Er folgte dem Geräusch bis zur kleinen Kellertreppe. Unten war der alte Lagerraum, in dem kaum jemand mehr etwas suchte.

Die Tür stand einen Spalt offen. Ein schwacher Lichtschein flackerte dahinter.

„Hallo?“ rief Jonas. Keine Antwort. Nur Musik – ein dumpfer Jazzrhythmus, wie aus einer anderen Zeit.

Er trat ein.

Der Raum war anders. Wo tagsüber alte Weinkisten und Staub standen, befand sich plötzlich eine kleine, elegant beleuchtete Bar.

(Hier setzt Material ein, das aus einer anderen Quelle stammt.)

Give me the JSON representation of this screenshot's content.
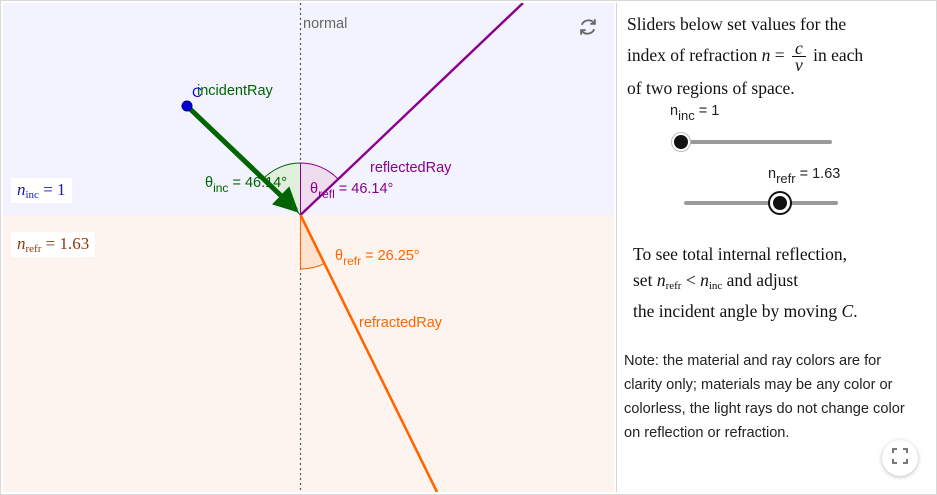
{
  "graphics": {
    "normal_label": "normal",
    "incident_ray_label": "incidentRay",
    "reflected_ray_label": "reflectedRay",
    "refracted_ray_label": "refractedRay",
    "point_label": "C",
    "theta_inc": {
      "sym": "θ",
      "sub": "inc",
      "value": " = 46.14°"
    },
    "theta_refl": {
      "sym": "θ",
      "sub": "refl",
      "value": " = 46.14°"
    },
    "theta_refr": {
      "sym": "θ",
      "sub": "refr",
      "value": " = 26.25°"
    },
    "n_inc_box": {
      "sym": "n",
      "sub": "inc",
      "value": " = 1"
    },
    "n_refr_box": {
      "sym": "n",
      "sub": "refr",
      "value": " = 1.63"
    },
    "colors": {
      "incident": "#006400",
      "reflected": "#8b008b",
      "refracted": "#ff6600",
      "upper_region": "#f3f3ff",
      "lower_region": "#fdf4ef",
      "point": "#0000dd",
      "n_inc_text": "#1a1aa6",
      "n_refr_text": "#8b3a0f"
    }
  },
  "panel": {
    "intro": {
      "line1": "Sliders below set values for the",
      "line2_prefix": "index of refraction ",
      "n": "n",
      "eq": " = ",
      "frac_num": "c",
      "frac_den": "v",
      "line2_suffix": " in each",
      "line3": "of two regions of space."
    },
    "slider_inc": {
      "label_n": "n",
      "label_sub": "inc",
      "label_value": " = 1",
      "value": 1
    },
    "slider_refr": {
      "label_n": "n",
      "label_sub": "refr",
      "label_value": " = 1.63",
      "value": 1.63
    },
    "howto": {
      "line1": "To see total internal reflection,",
      "line2_prefix": "set ",
      "n1": "n",
      "n1_sub": "refr",
      "lt": " < ",
      "n2": "n",
      "n2_sub": "inc",
      "line2_suffix": " and adjust",
      "line3_prefix": "the incident angle by moving ",
      "line3_var": "C",
      "line3_suffix": "."
    },
    "note": "Note: the material and ray colors are for clarity only; materials may be any color or colorless, the light rays do not change color on reflection or refraction."
  },
  "icons": {
    "reset": "reset-icon",
    "fullscreen": "fullscreen-icon"
  }
}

Ein Tresen aus dunklem Holz, Glaslampen, ein Grammophon in der Ecke. Und Menschen – nein, Schatten, die lachten, tranken, tanzten.

Jonas blinzelte. Eine Frau in einem Kleid aus den 1920ern stand vor ihm. Ihre Augen leuchteten bernsteinfarben.

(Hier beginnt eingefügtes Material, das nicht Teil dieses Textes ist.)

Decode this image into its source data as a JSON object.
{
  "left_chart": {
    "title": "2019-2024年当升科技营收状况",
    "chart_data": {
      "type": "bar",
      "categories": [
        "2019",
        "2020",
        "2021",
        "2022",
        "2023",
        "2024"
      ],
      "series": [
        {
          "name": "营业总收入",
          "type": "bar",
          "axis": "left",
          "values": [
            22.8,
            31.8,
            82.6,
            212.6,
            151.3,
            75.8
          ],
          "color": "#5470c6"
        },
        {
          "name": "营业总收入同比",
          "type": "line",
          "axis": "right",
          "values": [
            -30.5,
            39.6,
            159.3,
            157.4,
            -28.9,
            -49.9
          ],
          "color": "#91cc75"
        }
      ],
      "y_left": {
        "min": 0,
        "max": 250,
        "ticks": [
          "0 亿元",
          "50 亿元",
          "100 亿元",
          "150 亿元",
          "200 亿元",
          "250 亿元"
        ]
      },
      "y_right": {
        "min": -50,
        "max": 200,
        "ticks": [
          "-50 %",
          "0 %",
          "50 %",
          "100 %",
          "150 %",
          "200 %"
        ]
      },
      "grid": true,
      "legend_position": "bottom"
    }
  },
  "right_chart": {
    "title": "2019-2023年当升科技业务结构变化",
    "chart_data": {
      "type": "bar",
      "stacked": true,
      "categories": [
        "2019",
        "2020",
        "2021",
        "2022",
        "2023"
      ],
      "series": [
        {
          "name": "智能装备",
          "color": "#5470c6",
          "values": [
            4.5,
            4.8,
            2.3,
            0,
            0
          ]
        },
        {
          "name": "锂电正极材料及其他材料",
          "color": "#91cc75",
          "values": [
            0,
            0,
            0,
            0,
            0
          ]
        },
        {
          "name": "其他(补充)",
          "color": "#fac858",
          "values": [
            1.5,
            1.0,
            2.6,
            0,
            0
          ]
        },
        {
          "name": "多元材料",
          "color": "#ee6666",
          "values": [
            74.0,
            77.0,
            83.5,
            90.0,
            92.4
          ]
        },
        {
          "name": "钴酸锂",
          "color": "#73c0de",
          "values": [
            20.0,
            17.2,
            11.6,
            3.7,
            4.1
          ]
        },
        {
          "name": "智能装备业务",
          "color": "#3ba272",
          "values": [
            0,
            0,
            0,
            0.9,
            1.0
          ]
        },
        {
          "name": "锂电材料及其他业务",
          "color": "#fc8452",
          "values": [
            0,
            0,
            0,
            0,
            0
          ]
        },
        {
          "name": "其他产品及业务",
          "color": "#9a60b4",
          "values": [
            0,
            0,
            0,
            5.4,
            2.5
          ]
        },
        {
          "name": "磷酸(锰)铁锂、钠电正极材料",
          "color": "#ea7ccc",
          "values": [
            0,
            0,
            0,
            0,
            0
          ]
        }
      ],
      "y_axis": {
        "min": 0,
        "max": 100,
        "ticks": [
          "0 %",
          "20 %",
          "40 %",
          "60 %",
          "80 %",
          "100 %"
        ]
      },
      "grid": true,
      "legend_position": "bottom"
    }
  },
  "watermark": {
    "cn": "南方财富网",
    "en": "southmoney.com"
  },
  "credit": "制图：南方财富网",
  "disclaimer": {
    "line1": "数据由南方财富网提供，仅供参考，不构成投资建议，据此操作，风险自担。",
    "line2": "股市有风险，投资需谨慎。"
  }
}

„Willkommen in der Bar Nocturna,“ sagte sie und schenkte ihm ein Glas ein, ohne zu fragen. Der Wein war tiefrot, fast schwarz.

„Ich … ich dachte, der Speicher schließt um eins,“ stammelte Jonas.

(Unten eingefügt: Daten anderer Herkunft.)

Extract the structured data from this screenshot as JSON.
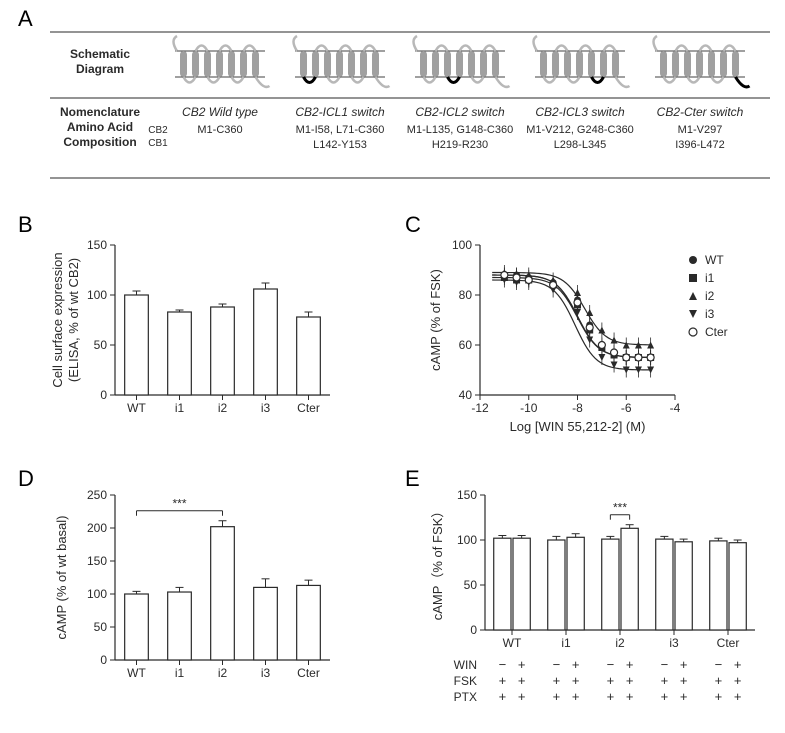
{
  "panelA": {
    "label": "A",
    "row1_label": "Schematic Diagram",
    "row2_label1": "Nomenclature",
    "row2_label2": "Amino Acid",
    "row2_label3": "Composition",
    "cb2_label": "CB2",
    "cb1_label": "CB1",
    "constructs": [
      {
        "title": "CB2 Wild type",
        "cb2": "M1-C360",
        "cb1": "",
        "dark_loop": -1
      },
      {
        "title": "CB2-ICL1 switch",
        "cb2": "M1-I58, L71-C360",
        "cb1": "L142-Y153",
        "dark_loop": 0
      },
      {
        "title": "CB2-ICL2 switch",
        "cb2": "M1-L135, G148-C360",
        "cb1": "H219-R230",
        "dark_loop": 2
      },
      {
        "title": "CB2-ICL3 switch",
        "cb2": "M1-V212, G248-C360",
        "cb1": "L298-L345",
        "dark_loop": 4
      },
      {
        "title": "CB2-Cter switch",
        "cb2": "M1-V297",
        "cb1": "I396-L472",
        "dark_loop": 6
      }
    ],
    "colors": {
      "membrane_line": "#000000",
      "helix": "#a0a0a0",
      "loop": "#b8b8b8",
      "dark": "#000000",
      "text": "#2a2a2a"
    },
    "fontsize_labels": 12,
    "fontsize_italic": 12
  },
  "panelB": {
    "label": "B",
    "ylabel1": "Cell surface expression",
    "ylabel2": "(ELISA, % of wt CB2)",
    "categories": [
      "WT",
      "i1",
      "i2",
      "i3",
      "Cter"
    ],
    "values": [
      100,
      83,
      88,
      106,
      78
    ],
    "err": [
      4,
      2,
      3,
      6,
      5
    ],
    "ylim": [
      0,
      150
    ],
    "yticks": [
      0,
      50,
      100,
      150
    ],
    "bar_fill": "#ffffff",
    "bar_stroke": "#2a2a2a",
    "axis_color": "#2a2a2a",
    "text_color": "#2a2a2a",
    "label_fontsize": 13,
    "tick_fontsize": 12
  },
  "panelC": {
    "label": "C",
    "ylabel": "cAMP (% of FSK)",
    "xlabel": "Log [WIN 55,212-2] (M)",
    "legend": [
      "WT",
      "i1",
      "i2",
      "i3",
      "Cter"
    ],
    "markers": [
      "circle-filled",
      "square-filled",
      "triangle-up-filled",
      "triangle-down-filled",
      "circle-open"
    ],
    "xlim": [
      -12,
      -4
    ],
    "xticks": [
      -12,
      -10,
      -8,
      -6,
      -4
    ],
    "ylim": [
      40,
      100
    ],
    "yticks": [
      40,
      60,
      80,
      100
    ],
    "series": [
      {
        "x": [
          -11,
          -10.5,
          -10,
          -9,
          -8,
          -7.5,
          -7,
          -6.5,
          -6,
          -5.5,
          -5
        ],
        "y": [
          88,
          88,
          87,
          85,
          78,
          68,
          60,
          56,
          55,
          55,
          55
        ],
        "ec50": -8.0,
        "top": 88,
        "bottom": 55
      },
      {
        "x": [
          -11,
          -10.5,
          -10,
          -9,
          -8,
          -7.5,
          -7,
          -6.5,
          -6,
          -5.5,
          -5
        ],
        "y": [
          87,
          86,
          86,
          84,
          76,
          66,
          59,
          56,
          55,
          55,
          55
        ],
        "ec50": -8.0,
        "top": 87,
        "bottom": 55
      },
      {
        "x": [
          -11,
          -10.5,
          -10,
          -9,
          -8,
          -7.5,
          -7,
          -6.5,
          -6,
          -5.5,
          -5
        ],
        "y": [
          89,
          88,
          88,
          86,
          81,
          73,
          66,
          62,
          60,
          60,
          60
        ],
        "ec50": -7.7,
        "top": 89,
        "bottom": 60
      },
      {
        "x": [
          -11,
          -10.5,
          -10,
          -9,
          -8,
          -7.5,
          -7,
          -6.5,
          -6,
          -5.5,
          -5
        ],
        "y": [
          86,
          85,
          85,
          82,
          73,
          62,
          55,
          52,
          50,
          50,
          50
        ],
        "ec50": -8.1,
        "top": 86,
        "bottom": 50
      },
      {
        "x": [
          -11,
          -10.5,
          -10,
          -9,
          -8,
          -7.5,
          -7,
          -6.5,
          -6,
          -5.5,
          -5
        ],
        "y": [
          88,
          87,
          86,
          84,
          77,
          67,
          60,
          57,
          55,
          55,
          55
        ],
        "ec50": -8.0,
        "top": 88,
        "bottom": 55
      }
    ],
    "err": 3,
    "axis_color": "#2a2a2a",
    "marker_color": "#2a2a2a",
    "text_color": "#2a2a2a",
    "label_fontsize": 13,
    "tick_fontsize": 12,
    "legend_fontsize": 12
  },
  "panelD": {
    "label": "D",
    "ylabel": "cAMP (% of wt basal)",
    "categories": [
      "WT",
      "i1",
      "i2",
      "i3",
      "Cter"
    ],
    "values": [
      100,
      103,
      202,
      110,
      113
    ],
    "err": [
      4,
      7,
      9,
      13,
      8
    ],
    "ylim": [
      0,
      250
    ],
    "yticks": [
      0,
      50,
      100,
      150,
      200,
      250
    ],
    "sig_from": 0,
    "sig_to": 2,
    "sig_label": "***",
    "bar_fill": "#ffffff",
    "bar_stroke": "#2a2a2a",
    "axis_color": "#2a2a2a",
    "text_color": "#2a2a2a",
    "label_fontsize": 13,
    "tick_fontsize": 12
  },
  "panelE": {
    "label": "E",
    "ylabel": "cAMP（% of FSK）",
    "groups": [
      "WT",
      "i1",
      "i2",
      "i3",
      "Cter"
    ],
    "row_labels": [
      "WIN",
      "FSK",
      "PTX"
    ],
    "rows": [
      [
        "−",
        "+",
        "−",
        "+",
        "−",
        "+",
        "−",
        "+",
        "−",
        "+"
      ],
      [
        "+",
        "+",
        "+",
        "+",
        "+",
        "+",
        "+",
        "+",
        "+",
        "+"
      ],
      [
        "+",
        "+",
        "+",
        "+",
        "+",
        "+",
        "+",
        "+",
        "+",
        "+"
      ]
    ],
    "values": [
      102,
      102,
      100,
      103,
      101,
      113,
      101,
      98,
      99,
      97
    ],
    "err": [
      3,
      3,
      4,
      4,
      3,
      4,
      3,
      3,
      3,
      3
    ],
    "ylim": [
      0,
      150
    ],
    "yticks": [
      0,
      50,
      100,
      150
    ],
    "sig_from": 4,
    "sig_to": 5,
    "sig_label": "***",
    "bar_fill": "#ffffff",
    "bar_stroke": "#2a2a2a",
    "axis_color": "#2a2a2a",
    "text_color": "#2a2a2a",
    "label_fontsize": 13,
    "tick_fontsize": 12
  }
}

„Nur oben,“ lächelte sie. „Hier unten schließen wir nie.“

Er sah sich um. Die Gäste wirkten glücklich, doch leicht durchsichtig, wie Nebel im Kerzenlicht.

„Seid ihr …?“

„Vergangenheit,“ unterbrach sie sanft. „Erinnerungen, die zu gern gefeiert haben, um ganz zu verschwinden.“

Jonas nippte am Glas. Der Wein schmeckte nach Brombeeren und Zeit. Eine Wärme breitete sich in ihm aus, so vertraut, dass er fast vergaß zu fragen, warum er hier war.

„Man findet uns nur, wenn man glaubt, dass Musik nie endet,“ sagte sie. „Und wenn man bereit ist, mit uns anzustoßen.“

„Und wenn man das nicht ist?“

Sie lächelte. „Dann erinnert man sich morgen an nichts.“

Die Uhr schlug eins. Die Jazzmelodie wurde langsamer. Die Gäste begannen zu verblassen. Nur die Frau blieb.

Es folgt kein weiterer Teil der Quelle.